A Cidade não é Inocente

 

Fábio Lopes, À Procura do Lugar Feliz. Performance realizada no Teatro Municipal do Porto – Campo Alegre, Porto, Portugal. Março de 2017. Fotografias de José Caldeira

 

A cidade é o espaço que simultaneamente oferece possibilidades e produz tensões entre diferentes perspectivas e valores que habitam em proximidade. Fábio Lopes explora, em À Procura do Lugar Feliz, o anonimato que a cidade permite ao indivíduo e a torna espaço de práticas, por vezes tidas ilícitas, de sexualidades e de gêneros não conformistas.

O público entra e encontra já o desenrolar da ação com o videoclipe Outside, de George Michael, sobre um imenso palco de azulejo. A ausência sonora é proposital, pois as imagens são mais que suficientemente carregadas de simbolismo sobre apropriação espacial com fim de subverter uma utilização heteronormativa do espaço público.

A obra que Fábio Lopes criou é performática, mas apresenta-se marcadamente como curadoria de um espaço que obrigatoriamente nos remonta aos códigos de comportamento em sociedade.

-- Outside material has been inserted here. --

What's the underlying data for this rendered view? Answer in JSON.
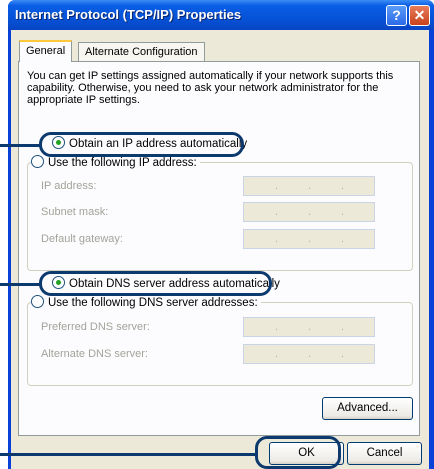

A recriação de um banheiro público é conseguida sobre uma imensa e brilhante plataforma de azulejos brancos onde se reflete o frio da luz de cor azul normal destes espaços. O projeto político, econômico e social que é a sociedade tem a seu serviço todos os espaços da cidade como moldura condicionante da coexistência social. Porém, alguns espaços como este não se apresentam tão factuais quanto ao propósito que servem e aos significados que lhes são atribuídos. São aqui exploradas as subjetividades ocultas da utilização deste local com fins outros além do original.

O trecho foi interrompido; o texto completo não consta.